Cette réaction des dirigeants européens était prévisible et reflète une tendance radicale et durable de l’opinion publique européenne pendant la crise irakienne qui a conduit à l’invasion du pays. C’est de cette crise qu’est née pour la première fois une opinion publique commune dans l’Union européenne (Sources Europe2020, 16/04/2003 et Arte, 08/04/2006), que les citoyens de Budapest à Helsinki, de Lisbonne à Stockholm, ont été touchés par la même ” vib “. À l’époque, cette tendance positive majeure au sein de l’UE a eu lieu en réaction contre l’administration Bush. Mais sa réélection, l’impasse en Irak, Abou Graib, Guantanamo, les restitutions de la CIA et d’autres oppositions similaires à la ligne de fond de l’action, ont progressivement transformé cette opposition à une administration américaine spécifique en une méfiance, voir un rejet, envers le leadership américain dans son ensemble. Un leadership est accepté lorsqu’il repose sur un sentiment de supériorité matérielle et morale. Ces dernières années ont sérieusement remis en question les deux parties de l’équation. La tendance dominante en jeu au sein de l’opinion publique européenne est de s’interroger avec véhémence sur la pertinence même de l’Alliance et de se demander si Européens et Américains partagent encore les mêmes valeurs. Le Royaume-Uni, pilier central de l’OTAN en Europe, où, au cours des derniers mois, divers hauts représentants militaires, judiciaires et religieux ont exprimé leur conviction que les valeurs des deux côtés de l’Atlantique n’étaient plus les mêmes, constitue un signe clair de la crise. De telles convictions dominent aujourd’hui sur l’ensemble du continent. Même les nouveaux États membres de l’UE sont touchés par cette tendance et se retirent eux aussi d’Irak sous la pression de leur opinion publique.

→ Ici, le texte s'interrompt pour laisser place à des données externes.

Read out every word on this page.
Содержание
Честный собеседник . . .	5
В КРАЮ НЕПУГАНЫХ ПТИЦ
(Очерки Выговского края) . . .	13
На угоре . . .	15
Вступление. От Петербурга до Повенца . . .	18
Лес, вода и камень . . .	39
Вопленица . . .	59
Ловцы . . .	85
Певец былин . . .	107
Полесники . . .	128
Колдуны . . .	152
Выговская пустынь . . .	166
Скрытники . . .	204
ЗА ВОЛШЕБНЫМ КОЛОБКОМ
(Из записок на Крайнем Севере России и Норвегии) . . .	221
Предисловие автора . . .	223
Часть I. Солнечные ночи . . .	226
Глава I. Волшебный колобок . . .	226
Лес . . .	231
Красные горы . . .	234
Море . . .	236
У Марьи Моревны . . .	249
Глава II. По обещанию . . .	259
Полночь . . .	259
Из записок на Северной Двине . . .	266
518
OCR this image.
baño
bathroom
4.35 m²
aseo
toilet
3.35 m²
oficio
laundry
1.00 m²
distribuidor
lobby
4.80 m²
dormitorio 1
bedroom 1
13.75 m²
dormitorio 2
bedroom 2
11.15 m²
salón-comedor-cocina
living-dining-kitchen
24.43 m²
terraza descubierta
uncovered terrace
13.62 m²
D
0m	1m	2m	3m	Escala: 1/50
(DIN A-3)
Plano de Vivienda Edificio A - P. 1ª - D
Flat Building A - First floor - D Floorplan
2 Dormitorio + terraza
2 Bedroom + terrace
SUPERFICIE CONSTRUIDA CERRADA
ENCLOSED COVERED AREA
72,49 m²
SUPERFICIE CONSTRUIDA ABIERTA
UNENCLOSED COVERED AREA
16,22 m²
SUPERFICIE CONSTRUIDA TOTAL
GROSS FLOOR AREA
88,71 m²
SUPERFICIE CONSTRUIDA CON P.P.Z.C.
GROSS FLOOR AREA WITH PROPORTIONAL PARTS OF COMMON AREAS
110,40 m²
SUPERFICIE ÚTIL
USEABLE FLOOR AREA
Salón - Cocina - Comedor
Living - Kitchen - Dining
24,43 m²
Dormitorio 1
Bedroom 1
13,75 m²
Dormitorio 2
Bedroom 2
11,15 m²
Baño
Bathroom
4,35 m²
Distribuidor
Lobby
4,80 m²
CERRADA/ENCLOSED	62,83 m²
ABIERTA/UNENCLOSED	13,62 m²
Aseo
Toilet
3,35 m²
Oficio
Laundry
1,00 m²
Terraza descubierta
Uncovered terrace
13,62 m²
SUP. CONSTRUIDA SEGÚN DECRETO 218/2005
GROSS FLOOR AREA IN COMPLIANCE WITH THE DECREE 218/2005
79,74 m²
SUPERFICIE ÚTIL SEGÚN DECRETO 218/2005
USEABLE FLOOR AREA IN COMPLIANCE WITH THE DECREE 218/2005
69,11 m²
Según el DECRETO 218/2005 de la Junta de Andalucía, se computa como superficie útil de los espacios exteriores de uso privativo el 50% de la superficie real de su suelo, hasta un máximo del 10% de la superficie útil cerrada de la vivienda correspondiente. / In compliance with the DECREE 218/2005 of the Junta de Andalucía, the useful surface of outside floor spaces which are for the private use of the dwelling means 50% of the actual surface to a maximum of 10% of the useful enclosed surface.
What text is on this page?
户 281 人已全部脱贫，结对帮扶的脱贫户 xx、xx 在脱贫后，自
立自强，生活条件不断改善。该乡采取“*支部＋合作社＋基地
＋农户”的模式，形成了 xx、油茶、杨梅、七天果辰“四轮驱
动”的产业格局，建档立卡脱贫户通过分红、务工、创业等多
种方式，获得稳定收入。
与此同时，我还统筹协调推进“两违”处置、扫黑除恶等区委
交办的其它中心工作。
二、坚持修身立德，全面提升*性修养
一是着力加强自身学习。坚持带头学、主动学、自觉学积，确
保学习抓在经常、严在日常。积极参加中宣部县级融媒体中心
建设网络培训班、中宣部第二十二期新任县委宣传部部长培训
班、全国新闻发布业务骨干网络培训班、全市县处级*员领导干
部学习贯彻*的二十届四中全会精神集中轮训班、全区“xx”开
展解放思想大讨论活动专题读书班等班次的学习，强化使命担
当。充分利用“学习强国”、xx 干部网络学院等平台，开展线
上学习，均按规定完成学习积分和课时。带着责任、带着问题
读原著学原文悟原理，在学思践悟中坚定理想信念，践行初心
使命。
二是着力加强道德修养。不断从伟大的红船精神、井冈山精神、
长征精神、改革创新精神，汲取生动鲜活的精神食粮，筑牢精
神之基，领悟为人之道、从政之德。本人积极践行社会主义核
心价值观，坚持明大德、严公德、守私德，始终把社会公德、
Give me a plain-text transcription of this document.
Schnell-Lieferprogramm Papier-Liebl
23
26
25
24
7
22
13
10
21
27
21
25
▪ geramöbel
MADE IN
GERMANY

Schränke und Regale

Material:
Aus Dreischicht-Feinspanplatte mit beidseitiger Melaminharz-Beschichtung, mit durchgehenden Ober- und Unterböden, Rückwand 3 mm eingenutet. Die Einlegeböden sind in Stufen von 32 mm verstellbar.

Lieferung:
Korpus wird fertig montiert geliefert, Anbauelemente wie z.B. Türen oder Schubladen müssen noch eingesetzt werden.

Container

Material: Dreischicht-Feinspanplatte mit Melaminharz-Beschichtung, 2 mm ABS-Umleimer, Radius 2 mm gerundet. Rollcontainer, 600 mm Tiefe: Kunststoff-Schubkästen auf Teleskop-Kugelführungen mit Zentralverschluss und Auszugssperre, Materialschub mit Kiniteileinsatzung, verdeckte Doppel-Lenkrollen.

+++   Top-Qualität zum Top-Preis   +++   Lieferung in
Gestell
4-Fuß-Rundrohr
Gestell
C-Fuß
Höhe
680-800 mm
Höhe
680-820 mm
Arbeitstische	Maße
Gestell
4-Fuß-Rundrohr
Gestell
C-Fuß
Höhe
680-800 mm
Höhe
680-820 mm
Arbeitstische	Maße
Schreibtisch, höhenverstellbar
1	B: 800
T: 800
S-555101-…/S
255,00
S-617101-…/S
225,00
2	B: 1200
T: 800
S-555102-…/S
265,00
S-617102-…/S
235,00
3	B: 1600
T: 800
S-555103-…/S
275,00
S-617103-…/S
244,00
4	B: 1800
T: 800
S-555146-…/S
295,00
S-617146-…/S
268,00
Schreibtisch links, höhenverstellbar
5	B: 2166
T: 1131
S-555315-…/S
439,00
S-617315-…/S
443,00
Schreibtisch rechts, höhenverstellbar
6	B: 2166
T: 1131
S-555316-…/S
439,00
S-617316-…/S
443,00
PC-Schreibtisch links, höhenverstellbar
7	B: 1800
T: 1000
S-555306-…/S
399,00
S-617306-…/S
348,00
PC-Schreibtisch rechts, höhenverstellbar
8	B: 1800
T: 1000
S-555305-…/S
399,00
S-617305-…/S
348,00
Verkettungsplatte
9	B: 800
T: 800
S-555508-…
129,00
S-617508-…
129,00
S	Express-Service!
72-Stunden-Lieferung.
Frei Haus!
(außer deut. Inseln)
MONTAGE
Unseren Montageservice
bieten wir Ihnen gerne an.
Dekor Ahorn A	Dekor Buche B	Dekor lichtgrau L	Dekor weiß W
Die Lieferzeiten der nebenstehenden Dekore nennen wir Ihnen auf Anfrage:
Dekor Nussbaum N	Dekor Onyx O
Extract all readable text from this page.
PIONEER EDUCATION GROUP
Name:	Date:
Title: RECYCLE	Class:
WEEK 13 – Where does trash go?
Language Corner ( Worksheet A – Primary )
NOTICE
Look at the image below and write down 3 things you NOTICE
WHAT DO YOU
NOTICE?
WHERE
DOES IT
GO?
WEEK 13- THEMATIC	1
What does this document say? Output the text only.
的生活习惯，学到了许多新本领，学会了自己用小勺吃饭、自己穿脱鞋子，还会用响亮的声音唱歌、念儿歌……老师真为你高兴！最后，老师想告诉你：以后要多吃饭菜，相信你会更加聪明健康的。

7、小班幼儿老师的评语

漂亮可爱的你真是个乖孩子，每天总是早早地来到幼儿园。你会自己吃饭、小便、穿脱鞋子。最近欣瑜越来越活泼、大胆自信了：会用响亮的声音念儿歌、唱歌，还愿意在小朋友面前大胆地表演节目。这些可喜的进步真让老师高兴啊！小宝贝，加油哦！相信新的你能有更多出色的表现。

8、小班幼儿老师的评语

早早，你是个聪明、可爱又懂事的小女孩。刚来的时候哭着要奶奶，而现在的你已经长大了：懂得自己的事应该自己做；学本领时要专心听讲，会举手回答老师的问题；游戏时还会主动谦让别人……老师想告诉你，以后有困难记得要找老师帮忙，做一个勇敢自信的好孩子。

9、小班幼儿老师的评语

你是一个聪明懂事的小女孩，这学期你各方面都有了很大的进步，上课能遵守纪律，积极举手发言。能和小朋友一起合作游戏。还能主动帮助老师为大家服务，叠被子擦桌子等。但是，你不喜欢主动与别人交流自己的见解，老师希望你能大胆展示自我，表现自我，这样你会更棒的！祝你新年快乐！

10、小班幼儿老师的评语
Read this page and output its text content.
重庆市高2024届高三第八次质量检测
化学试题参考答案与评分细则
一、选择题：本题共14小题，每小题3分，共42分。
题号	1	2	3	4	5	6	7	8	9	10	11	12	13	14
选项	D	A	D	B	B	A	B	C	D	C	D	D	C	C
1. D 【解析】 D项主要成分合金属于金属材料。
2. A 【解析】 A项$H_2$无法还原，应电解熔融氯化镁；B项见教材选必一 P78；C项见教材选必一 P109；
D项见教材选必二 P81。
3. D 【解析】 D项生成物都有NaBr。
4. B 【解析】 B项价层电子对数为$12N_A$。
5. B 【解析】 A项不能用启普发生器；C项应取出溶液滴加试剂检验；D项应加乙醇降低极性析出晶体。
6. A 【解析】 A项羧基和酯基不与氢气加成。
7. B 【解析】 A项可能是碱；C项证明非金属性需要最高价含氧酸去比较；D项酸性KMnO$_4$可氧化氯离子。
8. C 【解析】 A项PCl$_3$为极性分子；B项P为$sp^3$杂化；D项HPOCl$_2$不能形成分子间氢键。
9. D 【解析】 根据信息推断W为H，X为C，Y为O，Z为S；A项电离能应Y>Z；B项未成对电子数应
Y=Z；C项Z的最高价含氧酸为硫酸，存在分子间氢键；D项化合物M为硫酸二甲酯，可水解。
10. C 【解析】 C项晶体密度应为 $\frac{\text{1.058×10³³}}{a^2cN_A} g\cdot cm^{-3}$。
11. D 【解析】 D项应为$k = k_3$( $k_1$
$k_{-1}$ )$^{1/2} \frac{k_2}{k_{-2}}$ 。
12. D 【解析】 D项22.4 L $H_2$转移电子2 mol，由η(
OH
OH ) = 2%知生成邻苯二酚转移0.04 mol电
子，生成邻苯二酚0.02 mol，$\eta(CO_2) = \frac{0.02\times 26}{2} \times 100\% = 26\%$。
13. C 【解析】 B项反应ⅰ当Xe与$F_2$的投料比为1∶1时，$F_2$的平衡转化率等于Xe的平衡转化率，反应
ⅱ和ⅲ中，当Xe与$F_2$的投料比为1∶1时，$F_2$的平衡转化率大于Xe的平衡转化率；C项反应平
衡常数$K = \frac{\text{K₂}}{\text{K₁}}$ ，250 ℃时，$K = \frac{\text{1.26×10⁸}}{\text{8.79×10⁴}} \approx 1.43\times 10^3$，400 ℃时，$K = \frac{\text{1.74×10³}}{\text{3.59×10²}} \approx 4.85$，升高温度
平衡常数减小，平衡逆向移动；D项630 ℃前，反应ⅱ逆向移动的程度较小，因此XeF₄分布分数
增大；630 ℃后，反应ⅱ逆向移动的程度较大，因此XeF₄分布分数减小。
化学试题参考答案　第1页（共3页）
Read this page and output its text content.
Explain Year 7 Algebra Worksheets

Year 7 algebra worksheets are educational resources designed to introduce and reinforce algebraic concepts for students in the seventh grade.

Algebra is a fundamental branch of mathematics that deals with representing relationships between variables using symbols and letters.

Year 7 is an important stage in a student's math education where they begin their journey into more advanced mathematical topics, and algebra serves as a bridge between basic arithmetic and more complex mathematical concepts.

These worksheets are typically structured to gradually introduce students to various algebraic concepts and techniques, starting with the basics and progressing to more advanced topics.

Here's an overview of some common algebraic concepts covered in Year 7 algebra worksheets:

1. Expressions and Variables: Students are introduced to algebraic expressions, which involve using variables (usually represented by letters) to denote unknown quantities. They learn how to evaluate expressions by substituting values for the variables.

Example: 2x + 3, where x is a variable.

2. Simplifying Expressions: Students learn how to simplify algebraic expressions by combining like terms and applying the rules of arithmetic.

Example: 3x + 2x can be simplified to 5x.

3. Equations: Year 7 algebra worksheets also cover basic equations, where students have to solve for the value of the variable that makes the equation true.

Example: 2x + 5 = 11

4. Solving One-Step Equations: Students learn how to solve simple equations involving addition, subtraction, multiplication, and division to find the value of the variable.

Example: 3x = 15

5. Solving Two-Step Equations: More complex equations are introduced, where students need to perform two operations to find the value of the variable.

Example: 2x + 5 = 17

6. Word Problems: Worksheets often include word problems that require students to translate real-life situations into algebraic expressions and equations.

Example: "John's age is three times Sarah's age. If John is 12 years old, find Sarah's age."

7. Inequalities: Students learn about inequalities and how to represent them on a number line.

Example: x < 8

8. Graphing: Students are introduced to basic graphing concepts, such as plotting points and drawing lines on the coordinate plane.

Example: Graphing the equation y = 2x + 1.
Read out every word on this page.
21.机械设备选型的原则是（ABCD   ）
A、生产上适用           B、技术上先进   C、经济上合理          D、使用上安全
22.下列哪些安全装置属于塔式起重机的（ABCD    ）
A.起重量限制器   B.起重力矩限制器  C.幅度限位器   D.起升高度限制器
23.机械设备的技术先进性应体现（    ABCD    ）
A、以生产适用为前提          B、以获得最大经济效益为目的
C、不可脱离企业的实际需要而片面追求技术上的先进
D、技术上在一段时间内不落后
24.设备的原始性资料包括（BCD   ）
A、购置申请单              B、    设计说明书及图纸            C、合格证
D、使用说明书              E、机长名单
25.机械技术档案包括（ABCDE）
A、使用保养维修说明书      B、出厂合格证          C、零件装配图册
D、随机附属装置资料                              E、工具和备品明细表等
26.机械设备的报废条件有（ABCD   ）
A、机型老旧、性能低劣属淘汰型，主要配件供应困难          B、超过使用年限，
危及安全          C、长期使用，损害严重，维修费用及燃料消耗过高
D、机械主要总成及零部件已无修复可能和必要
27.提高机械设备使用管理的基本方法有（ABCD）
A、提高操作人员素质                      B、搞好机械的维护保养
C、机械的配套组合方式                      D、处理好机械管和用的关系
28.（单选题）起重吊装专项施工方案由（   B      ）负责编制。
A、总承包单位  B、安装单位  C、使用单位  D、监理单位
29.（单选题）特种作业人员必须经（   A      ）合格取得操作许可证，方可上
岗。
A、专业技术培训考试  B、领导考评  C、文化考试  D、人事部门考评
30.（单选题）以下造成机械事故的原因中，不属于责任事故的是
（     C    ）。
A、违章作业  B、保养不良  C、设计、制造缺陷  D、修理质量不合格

En Turquie, membre le moins ” typique ” de l’Alliance, la situation est de plus en plus floue depuis l’invasion de l’Irak par les Etats-Unis (les populations turques sont désormais très majoritairement hostiles aux Etats-Unis – Source World Public Opinion, 06/04/2005) et depuis que l’intégration européenne de la Turquie est dans une impasse en raison de l’hostilité des populations européennes envers le projet. Dans les années à venir, les tendances intérieures en Turquie cèderont du terrain à toutes les forces qui considèrent que l’avenir du pays est aussi (voir “principalement”) dans le monde musulman, en particulier au Moyen-Orient. Cette découverte diminuera le pouvoir d’attraction de l’OTAN (dont la ” récompense “, l’entrée dans l’UE promise par Washington, semble de moins en moins certaine) et renforcera la méfiance quant à ses objectifs et ses ” valeurs ajoutées “.